This paper presents a three-dimensional, geometric-mechanical, hierarchical, stochastic model of natural rock fracture systems. In the model, fracture systems are generated through superposition of hierarchically related sets, created via stochastic methods that reflect inherent relationships between fracture system geometry and underlying geologic mechanisms. The model employs Poisson plane and line processes as well as random spatial rotation and translation to represent fracture orientations, intensity, and relations to major geologic structures. The model is implemented in the computer program GEOFRAC, which incorporates algorithms for representation of fracture systems in different geologic settings, including folds, faults, and central structures. Application of the model to the Permian reservoir in the Yates field in Texas includes geomechanical analysis of fracture evolution, development of case-specific algorithms for fracture intensity modeling based on rock properties, and numerical simulations of fracture sets related to regional depositional trends and reservoir anticlinal structure.
1. INTRODUCTION
Natural rock fracture systems are three-dimensional (3D) networks of multiple interconnected fractures that evolve under time-and-space-variant geologic stresses. Since field sampling methods of fractures are typically one-dimensional (logs, cores) or two-dimensional (outcrop maps), there is usually great uncertainty about the 3D fracture system geometry.
A 3D model [1], which continues a long tradition in 3D fracture system modeling at the Massachusetts Institute of Technology [2, 3, 4, 5], accounts for that uncertainty through geology-based mathematical and numerical algorithms. The geometric-mechanical model explores the inherent relations between the 3D geometry of fracture systems and the underlying geologic mechanisms. Poisson plane and line processes [6, 7] and random spatial rotation and translation represent orientations and intensity within a fracture set. The UNIX-based C++ code GEOFRAC implements the 3D stochastic model and incorporates routines for generation of fracture systems via superposition of hierarchically related fracture sets in different geologic settings.
This paper presents the fundamentals of the 3D model, and its application to the fracture system in the petroleum reservoir of the Yates field in Texas.
2. FRACTURE SET MODELING
A Poisson plane network;
Subdivision of planes into fractured and intact areas through Poisson line tessellation and random marking of polygons;
Random 3D translation and/or rotation of fractured polygons.

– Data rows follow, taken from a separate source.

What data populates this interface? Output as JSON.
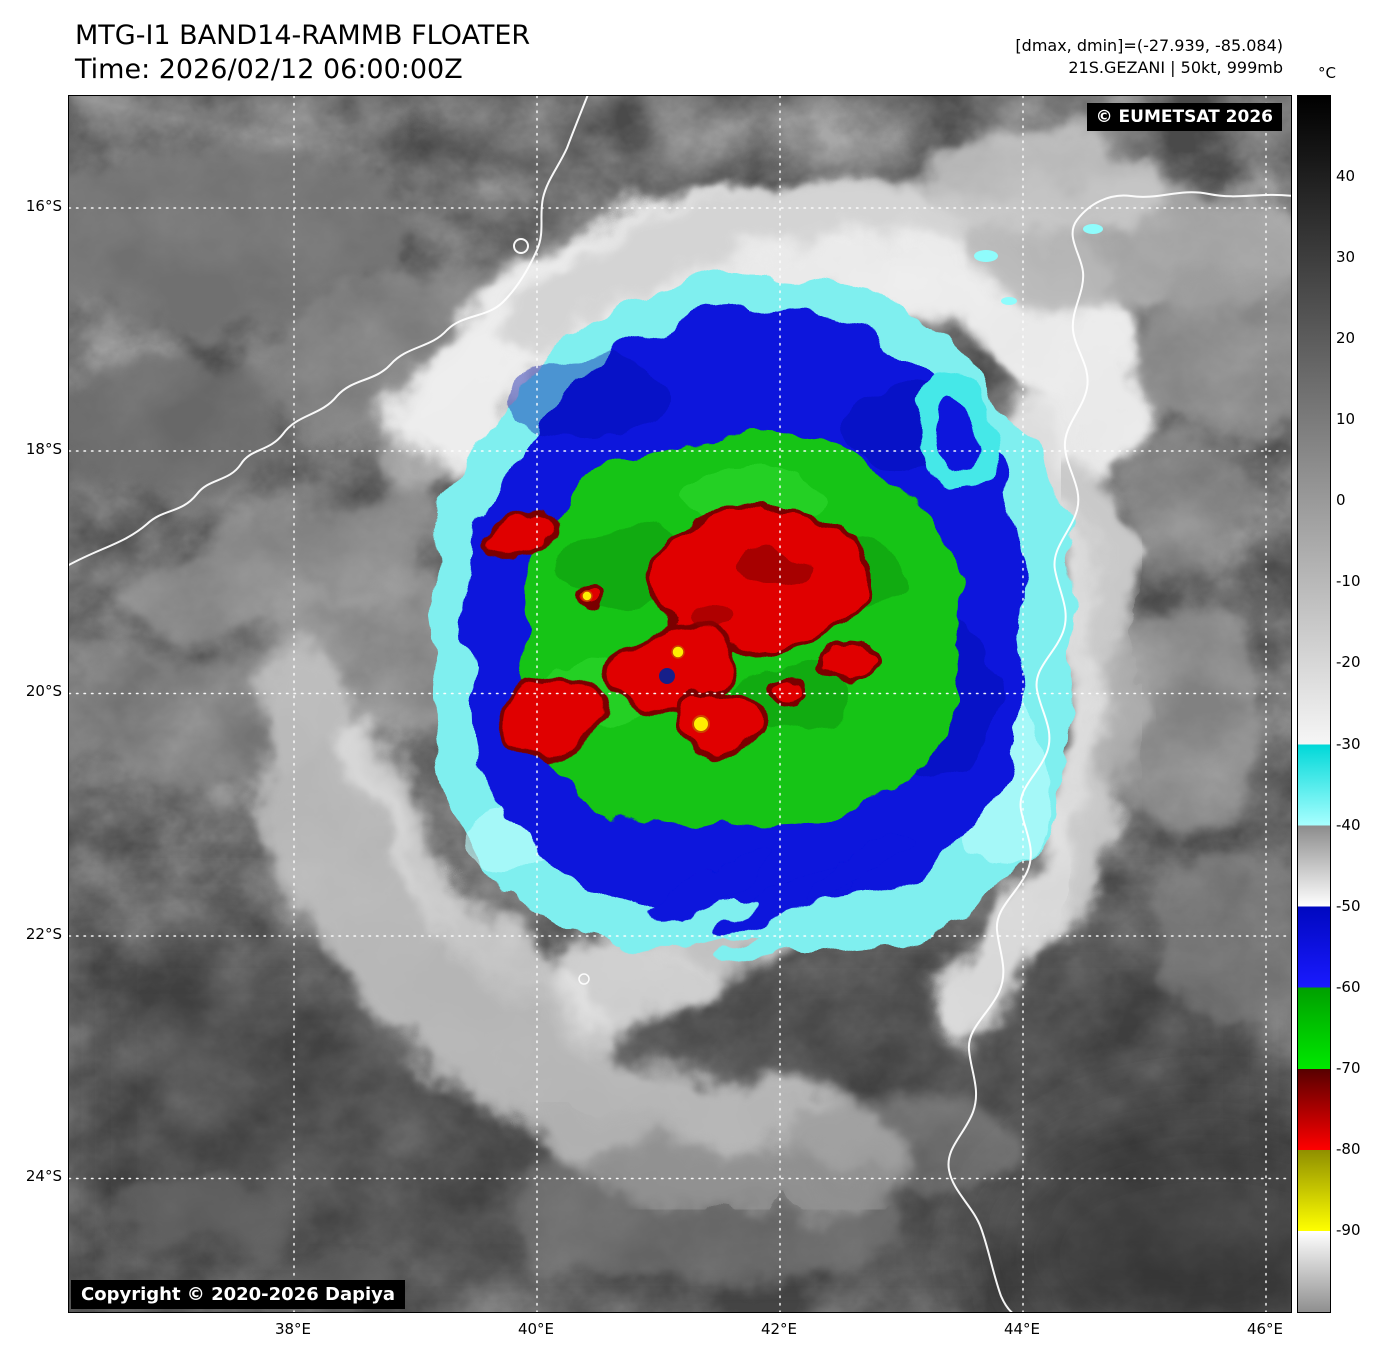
{
  "header": {
    "title": "MTG-I1 BAND14-RAMMB FLOATER",
    "time_line": "Time: 2026/02/12 06:00:00Z",
    "range_line": "[dmax, dmin]=(-27.939, -85.084)",
    "storm_line": "21S.GEZANI | 50kt, 999mb"
  },
  "map": {
    "satellite_credit": "© EUMETSAT 2026",
    "copyright": "Copyright © 2020-2026 Dapiya",
    "lat_labels": [
      "16°S",
      "18°S",
      "20°S",
      "22°S",
      "24°S"
    ],
    "lon_labels": [
      "38°E",
      "40°E",
      "42°E",
      "44°E",
      "46°E"
    ]
  },
  "colorbar": {
    "unit": "°C",
    "scale_top_c": 50,
    "scale_bottom_c": -100,
    "ticks": [
      40,
      30,
      20,
      10,
      0,
      -10,
      -20,
      -30,
      -40,
      -50,
      -60,
      -70,
      -80,
      -90
    ],
    "segments": [
      {
        "t0": 50,
        "t1": -30,
        "c0": "#000000",
        "c1": "#f6f6f6"
      },
      {
        "t0": -30,
        "t1": -40,
        "c0": "#00d8d8",
        "c1": "#a8ffff"
      },
      {
        "t0": -40,
        "t1": -50,
        "c0": "#8c8c8c",
        "c1": "#ffffff"
      },
      {
        "t0": -50,
        "t1": -60,
        "c0": "#0008c0",
        "c1": "#1a1aff"
      },
      {
        "t0": -60,
        "t1": -70,
        "c0": "#00a000",
        "c1": "#00e800"
      },
      {
        "t0": -70,
        "t1": -80,
        "c0": "#570000",
        "c1": "#ff0000"
      },
      {
        "t0": -80,
        "t1": -90,
        "c0": "#8f8f00",
        "c1": "#ffff00"
      },
      {
        "t0": -90,
        "t1": -100,
        "c0": "#ffffff",
        "c1": "#8f8f8f"
      }
    ]
  }
}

In the 3D model, fractures are convex polygons that are randomly generated as members of fracture sets through three stochastic processes (Figure 1): A fracture set is generated in a modeling volume enclosed by representative surfaces, e.g. bedding planes, structural boundaries, datum planes, and the ground surface. The three stochastic processes reproduce fracture orientations and intensity as they vary within a fracture set, as follows.
2.1. Modeling of stress field orientation: primary stochastic process
The primary stochastic process (Figure 1a): a homogeneous, anisotropic, Poisson plane network [2, 6], represents stress field orientation. The mean orientation of a fracture set is specified in polar coordinates (azimuth, T, and latitude, F) in a global frame of reference (OXYZ), the axes of which coincide with relevant global directions (Figure 2).